Abstract

We assessed a genetic risk score for Alzheimer's disease (AD-GRS) and apolipoprotein E (APOE4) in an exploratory neuroimaging substudy of the FINGER trial. 1260 at-risk older individuals without dementia were randomized to multidomain lifestyle intervention or health advice. N=126 participants underwent magnetic resonance imaging (MRI), and N=47 positron emission tomography (PET) scans (Pittsburgh Compund B [PiB], Fluorodeoxyglucose) at baseline; N=107 and N=38 had repeated 2-year scans. The APOE4 allele, but not AD-GRS, was associated with baseline lower hippocampus volume (β=-0.27, p=0.001), greater amyloid deposition (β=0.48, p=0.001), 2-year decline in hippocampus (β=-0.27, p=0.01), total gray matter volume (β=-0.25, p=0.01), and cortical thickness (β=-0.28, p=0.003).

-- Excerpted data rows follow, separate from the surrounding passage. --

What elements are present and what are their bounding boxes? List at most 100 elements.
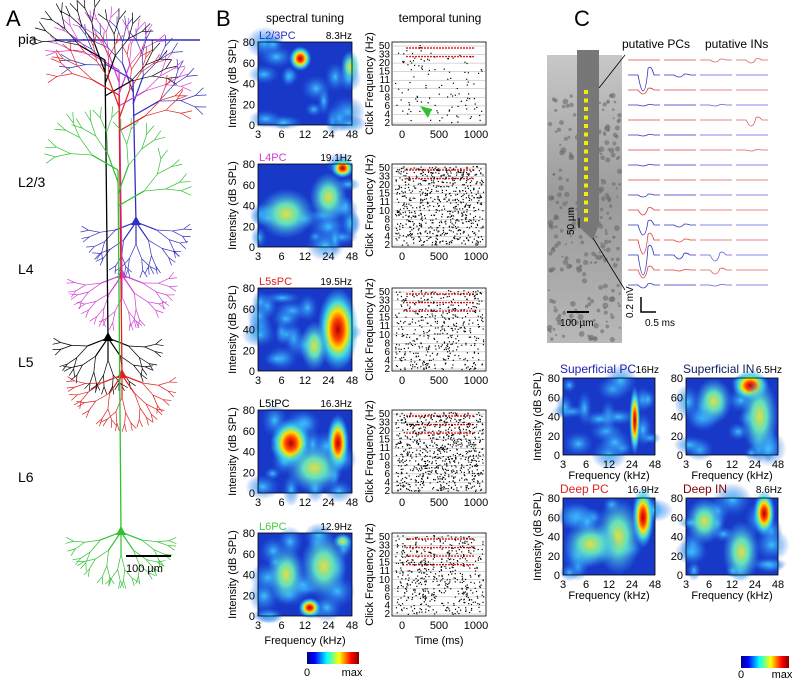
waveform (700, 284, 732, 287)
spike (422, 452, 424, 454)
spike (443, 412, 445, 414)
spike (461, 317, 464, 319)
spike (422, 191, 424, 193)
dendrite (53, 337, 61, 343)
spike (428, 359, 431, 361)
spike (449, 552, 451, 554)
cell-body (600, 242, 603, 245)
spike (420, 433, 422, 435)
spike (416, 546, 418, 548)
spike (416, 612, 418, 614)
dendrite (158, 46, 166, 61)
dendrite (88, 301, 97, 311)
dendrite (47, 139, 57, 148)
spike (473, 351, 476, 353)
spike (478, 326, 480, 328)
spike (448, 193, 450, 195)
dendrite (157, 560, 166, 563)
dendrite (72, 73, 94, 81)
spike (480, 293, 483, 295)
y-tick-label: 6 (384, 223, 390, 234)
dendrite (145, 23, 153, 34)
spike (417, 443, 419, 446)
heat-blob (263, 35, 283, 54)
spike (466, 192, 468, 194)
spike (438, 415, 440, 417)
spike (434, 426, 436, 428)
dendrite (112, 121, 122, 131)
spike (482, 462, 484, 464)
spike (476, 595, 478, 597)
dendrite (131, 578, 135, 587)
cell-name: Deep PC (560, 482, 609, 496)
spike (459, 433, 461, 435)
spike (395, 291, 398, 293)
dendrite (137, 18, 140, 31)
spike (429, 316, 431, 318)
spike (451, 334, 453, 336)
dendrite (142, 41, 157, 50)
spike (476, 473, 479, 475)
spike (477, 472, 480, 475)
spike (450, 172, 452, 174)
spike (440, 566, 443, 568)
spike (401, 419, 403, 421)
spike (469, 598, 471, 601)
spike (435, 211, 437, 214)
spike (450, 219, 452, 221)
spike (416, 550, 418, 552)
spike (420, 223, 422, 225)
spike (443, 322, 446, 324)
spike (454, 573, 456, 575)
spike (478, 187, 480, 189)
dendrite (86, 246, 95, 248)
spike (451, 550, 453, 552)
spike (422, 589, 424, 591)
dendrite (89, 539, 101, 553)
dendrite (180, 190, 192, 196)
spike (471, 607, 473, 610)
y-tick-label: 15 (379, 558, 391, 569)
spike (437, 476, 439, 478)
dendrite (176, 89, 184, 100)
dendrite (99, 229, 116, 233)
spike (418, 568, 420, 571)
spike (461, 212, 463, 214)
x-tick-label: 6 (278, 497, 284, 509)
heat-blob (604, 364, 638, 397)
spike (429, 455, 431, 457)
dendrite (80, 229, 89, 233)
spike (462, 172, 464, 174)
dendrite (122, 19, 129, 30)
dendrite (70, 294, 78, 301)
spike (461, 444, 463, 446)
cell-body (604, 230, 608, 234)
spike (455, 414, 458, 417)
spike (428, 237, 430, 240)
spike (415, 467, 417, 469)
spike (400, 597, 402, 599)
spike (462, 232, 464, 234)
spike (420, 465, 422, 467)
spike (475, 460, 477, 462)
spike (464, 540, 466, 542)
spike (406, 599, 408, 601)
spike (436, 465, 438, 468)
cell-body (574, 320, 580, 325)
spike (473, 362, 475, 364)
dendrite (128, 148, 143, 167)
spike (411, 318, 414, 320)
spike (468, 194, 470, 197)
spike (452, 182, 454, 184)
spike (464, 206, 466, 208)
spike (449, 352, 451, 354)
spike (400, 295, 403, 298)
spike (467, 459, 469, 461)
spike (449, 449, 451, 452)
spike (418, 222, 421, 225)
dendrite (161, 248, 169, 258)
spike (474, 432, 476, 434)
cell-body (581, 278, 588, 284)
dendrite (46, 40, 58, 45)
spike (396, 414, 398, 416)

In analyses stratified by AD-GRS (below vs above median), the PiB composite score increased less in intervention versus control in the higher AD-GRS group (β=-0.60, p=0.03). AD-GRS and APOE4 may have different impacts on potential intervention effects on amyloid, that is, less accumulation in the higher-risk group (AD-GRS) versus lower-risk group (APOE). First study of neuroimaging and AD genetics in a multidomain lifestyle intervention. Possible intervention effect on brain amyloid deposition may rely on genetic risk. AD-GRS and APOE4 allele may have different impacts on amyloid during intervention.